Some players on the Seattle Seahawks reportedly believe Russell Wilson is too close to the front office and doesn't always take blame for his mistakes. 

"There is also an element of race that needs to be discussed," Bleacher Report's Mike Freeman wrote. "My feeling on this -- and it's backed up by several interviews with Seahawks players -- is that some of the black players think Wilson isn't black enough."

Kenny Mayne added this to Freeman's story:

“Two sources — one inside the team, one outside of the underachieving 3-3 Seahawks — tell me that much of what was written in Mike Freeman's Bleacher Report column is true,” Mayne said, via PFT. “(Freeman) wrote of turmoil involving since-traded Percy Harvin and the quarterback Russell Wilson that led to a more widespread internal battle pitting those for Russell Wilson and those against. 

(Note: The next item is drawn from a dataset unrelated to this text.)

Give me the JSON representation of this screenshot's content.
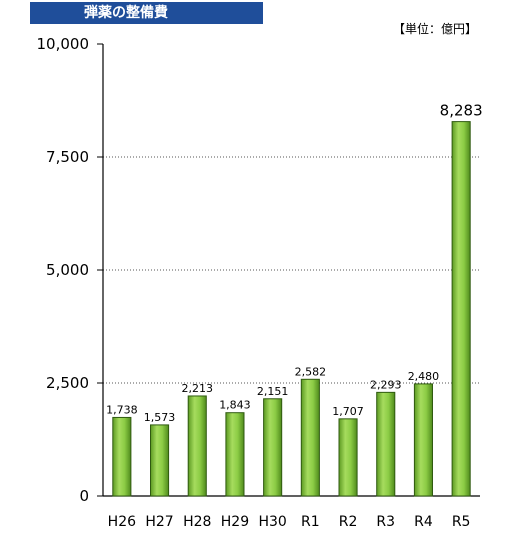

"And Freeman surmised on his own an issue among some teammates regarding Wilson that quote, 'he isn't black enough.' A certain expected behavior based on color, apparently. One of the sources told me, quote, I don't know how he got all that stuff, but it's pretty much true. We do have a divide. We're working on it. Thursday that notion was not presented to Wilson, but over and again, questions came about Harvin's departure.”

First, as PFT's Mike Florio points out, Freeman didn't "surmise" this. It was his feeling "backed up by several interviews with Seahawks players." Second, "that notion" was presented to Wilson.

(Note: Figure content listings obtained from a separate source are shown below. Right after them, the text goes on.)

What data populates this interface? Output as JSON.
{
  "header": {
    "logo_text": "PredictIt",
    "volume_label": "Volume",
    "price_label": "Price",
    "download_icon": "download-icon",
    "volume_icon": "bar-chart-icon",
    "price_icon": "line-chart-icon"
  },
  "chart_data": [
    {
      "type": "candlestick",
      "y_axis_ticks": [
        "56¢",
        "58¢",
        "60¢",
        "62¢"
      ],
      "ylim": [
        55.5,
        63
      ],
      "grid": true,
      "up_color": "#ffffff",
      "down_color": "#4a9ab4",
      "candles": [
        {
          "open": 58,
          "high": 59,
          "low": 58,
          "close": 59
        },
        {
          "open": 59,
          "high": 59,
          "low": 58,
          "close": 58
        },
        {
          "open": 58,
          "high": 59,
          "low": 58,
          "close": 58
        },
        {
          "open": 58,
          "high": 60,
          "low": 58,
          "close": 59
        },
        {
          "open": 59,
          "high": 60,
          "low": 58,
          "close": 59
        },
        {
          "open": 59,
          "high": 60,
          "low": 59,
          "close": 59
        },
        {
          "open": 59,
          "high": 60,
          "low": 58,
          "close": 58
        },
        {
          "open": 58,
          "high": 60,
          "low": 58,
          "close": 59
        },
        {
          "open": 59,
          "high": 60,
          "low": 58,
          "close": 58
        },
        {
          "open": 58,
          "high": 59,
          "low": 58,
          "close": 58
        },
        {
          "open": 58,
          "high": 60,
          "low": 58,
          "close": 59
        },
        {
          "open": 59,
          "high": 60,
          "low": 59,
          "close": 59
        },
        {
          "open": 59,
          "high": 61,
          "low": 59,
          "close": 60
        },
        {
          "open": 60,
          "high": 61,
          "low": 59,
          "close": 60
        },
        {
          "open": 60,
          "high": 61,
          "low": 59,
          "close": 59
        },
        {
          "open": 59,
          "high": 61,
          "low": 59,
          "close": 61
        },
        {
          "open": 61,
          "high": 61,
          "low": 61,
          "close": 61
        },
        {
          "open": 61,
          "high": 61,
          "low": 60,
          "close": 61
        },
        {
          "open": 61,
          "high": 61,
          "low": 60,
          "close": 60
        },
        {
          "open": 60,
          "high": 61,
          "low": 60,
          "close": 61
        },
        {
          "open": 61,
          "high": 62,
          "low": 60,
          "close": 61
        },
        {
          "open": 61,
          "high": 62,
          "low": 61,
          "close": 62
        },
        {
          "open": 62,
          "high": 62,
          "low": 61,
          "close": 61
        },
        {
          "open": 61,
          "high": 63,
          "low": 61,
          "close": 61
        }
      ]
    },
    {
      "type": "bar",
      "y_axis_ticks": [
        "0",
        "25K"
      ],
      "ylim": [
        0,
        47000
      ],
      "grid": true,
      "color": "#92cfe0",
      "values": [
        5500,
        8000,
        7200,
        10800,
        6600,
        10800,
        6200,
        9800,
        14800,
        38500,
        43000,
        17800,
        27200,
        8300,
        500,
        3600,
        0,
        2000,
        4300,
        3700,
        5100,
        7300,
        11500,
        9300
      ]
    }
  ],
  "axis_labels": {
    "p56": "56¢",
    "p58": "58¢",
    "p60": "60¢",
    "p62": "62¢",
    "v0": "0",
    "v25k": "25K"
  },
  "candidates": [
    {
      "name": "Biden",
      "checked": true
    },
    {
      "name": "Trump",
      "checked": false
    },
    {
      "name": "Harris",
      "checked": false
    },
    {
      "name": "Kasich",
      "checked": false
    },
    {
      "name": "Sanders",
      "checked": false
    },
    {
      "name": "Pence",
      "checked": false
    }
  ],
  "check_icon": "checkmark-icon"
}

“There's no division in our locker room,” the third-year quarterback told the media. “There's none at all. If anything, I think we've continued to build, continued to grow. I truly believe that. I think that the guys that we have in the locker room, the guys that believe that we can still go 1 and 0 and still be a championship team; those are the guys that we have sitting in this room every day. Every morning when we wake up, we're looking for one common goal and that's to win football games.”